Khurram Zaki, bloggeur musulman chiite, a payé de sa vie ses prises de position courageuses.Khurram Zaki dirigeait le site Let us build Pakistan, consacré à l’actualité politique et religieuse de son pays. Plusieurs photos le présentent en compagnie de membres du clergé chrétien pakistanais, lors de processions religieuses. Il arrivait même qu’il porte la croix en ces occasions, un geste lourd de conséquences pour un musulman : dans l’islam, le Christ n’a jamais été crucifié. Khurram Zaki était lui-même issu d’une minorité persécutée dans son pays, les chiites, et il dénonçait régulièrement les exactions commises à l’encontre des chrétiens.
Il défiait un mollah
Le bloggeur avait été rendu célèbre pour une manifestation organisée devant la Mosquée rouge, sanctuaire islamique au cœur d’Islamabad. Le rassemblement visait Abdel Aziz, le directeur de la mosquée, qui avait refusé de condamner les attentats des talibans de Peshawar le 16 décembre 2014 : l’assassinat de 150 étudiants, surtout des adolescents, d’une école miliaire dans le Nord-Ouest du pays. Le site du bloggeur dénonçait aussi bien les irrégularités démocratiques de son pays que l’extrémisme religieux : deux problèmes indissociables et qui empêchaient, selon lui, les Pakistanais de bâtir leur société.
La signature des terroristes
Le samedi 7 mai dernier, il dînait dans un restaurant de Karachi lorsque des terroristes l’ont mitraillé. Deux de ses amis, assis avec lui ont été blessés. Le groupe taliban “Hakeemullah” a revendiqué l’assassinat. En 2015 déjà, l’activiste Sabeen Mahmud, connue pour avoir critiqué le prêcheur de la Mosquée rouge avait été assassinée alors qu’elle conduisait sa voiture.

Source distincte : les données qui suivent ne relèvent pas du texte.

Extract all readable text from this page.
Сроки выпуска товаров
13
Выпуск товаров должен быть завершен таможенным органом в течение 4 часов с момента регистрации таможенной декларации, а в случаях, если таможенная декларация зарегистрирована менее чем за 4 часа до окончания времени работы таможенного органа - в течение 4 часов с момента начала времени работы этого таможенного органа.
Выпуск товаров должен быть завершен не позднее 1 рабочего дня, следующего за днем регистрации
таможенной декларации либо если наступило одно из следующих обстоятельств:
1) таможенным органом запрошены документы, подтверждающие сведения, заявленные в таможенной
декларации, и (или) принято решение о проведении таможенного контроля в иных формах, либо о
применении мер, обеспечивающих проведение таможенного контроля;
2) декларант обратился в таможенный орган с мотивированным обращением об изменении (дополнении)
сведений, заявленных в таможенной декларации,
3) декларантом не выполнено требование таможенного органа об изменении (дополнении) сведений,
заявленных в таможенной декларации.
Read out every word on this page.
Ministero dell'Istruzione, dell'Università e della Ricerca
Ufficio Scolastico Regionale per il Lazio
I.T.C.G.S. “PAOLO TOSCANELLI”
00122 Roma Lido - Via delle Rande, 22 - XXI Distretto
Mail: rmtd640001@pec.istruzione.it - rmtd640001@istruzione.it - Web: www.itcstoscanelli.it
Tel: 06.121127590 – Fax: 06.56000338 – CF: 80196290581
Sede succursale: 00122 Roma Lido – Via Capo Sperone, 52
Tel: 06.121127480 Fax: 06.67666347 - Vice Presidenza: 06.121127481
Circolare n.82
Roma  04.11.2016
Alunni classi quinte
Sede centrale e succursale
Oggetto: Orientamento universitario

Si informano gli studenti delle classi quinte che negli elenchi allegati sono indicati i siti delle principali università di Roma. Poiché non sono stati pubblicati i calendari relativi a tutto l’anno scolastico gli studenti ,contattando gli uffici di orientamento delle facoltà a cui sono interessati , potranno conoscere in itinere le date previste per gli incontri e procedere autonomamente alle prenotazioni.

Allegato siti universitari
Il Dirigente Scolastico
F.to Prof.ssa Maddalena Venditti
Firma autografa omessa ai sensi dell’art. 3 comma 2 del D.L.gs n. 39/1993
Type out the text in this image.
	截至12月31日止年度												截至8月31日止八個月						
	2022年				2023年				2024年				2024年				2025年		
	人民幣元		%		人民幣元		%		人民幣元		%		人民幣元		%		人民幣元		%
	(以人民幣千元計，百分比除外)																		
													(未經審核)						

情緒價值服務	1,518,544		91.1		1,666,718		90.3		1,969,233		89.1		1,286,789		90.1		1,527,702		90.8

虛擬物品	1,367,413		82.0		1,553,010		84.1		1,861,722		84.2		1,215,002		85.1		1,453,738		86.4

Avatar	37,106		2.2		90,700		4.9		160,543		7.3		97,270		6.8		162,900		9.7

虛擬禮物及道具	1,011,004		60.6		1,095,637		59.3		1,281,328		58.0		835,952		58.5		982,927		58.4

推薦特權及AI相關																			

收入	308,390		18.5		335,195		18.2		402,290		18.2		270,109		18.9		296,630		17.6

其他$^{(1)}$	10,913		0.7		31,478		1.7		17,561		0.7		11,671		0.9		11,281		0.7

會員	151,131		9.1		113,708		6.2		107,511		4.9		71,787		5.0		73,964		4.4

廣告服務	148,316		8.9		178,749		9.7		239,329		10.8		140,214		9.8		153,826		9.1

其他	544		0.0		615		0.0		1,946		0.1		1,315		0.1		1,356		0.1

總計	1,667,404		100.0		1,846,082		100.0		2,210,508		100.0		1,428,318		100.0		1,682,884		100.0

“Nous avons perdu beaucoup d’amis”
Le métier de journaliste est risqué au Pakistan, souligne Irfan Mufti, directeur de l’ONG South Asia Partnership Pakistan à Asianews. “Nous avons perdu beaucoup d’amis, témoigne-t-il. Les défenseurs des droits de l’homme sont menacés, les journalistes sont attaqués depuis de nombreuses années. Cet état a failli à nous protéger ; peut-être est-il devenu une victime de sa complaisance.”
Demande de justice
À la suite de l’enterrement de Khurram Zaki, des manifestations ont eu lieu pour réclamer justice, sans résultat pour le moment. L’impunité des criminels est un nouveau signe inquiétant, souligne une autre militante pakistanaise, Saeeda Deep qui constate que ses compatriotes semblent apathiques, silencieux, imperméables au dialogue : “Il devient impossible d’avoir une discussion fondée sur la logique”, déplore-t-elle.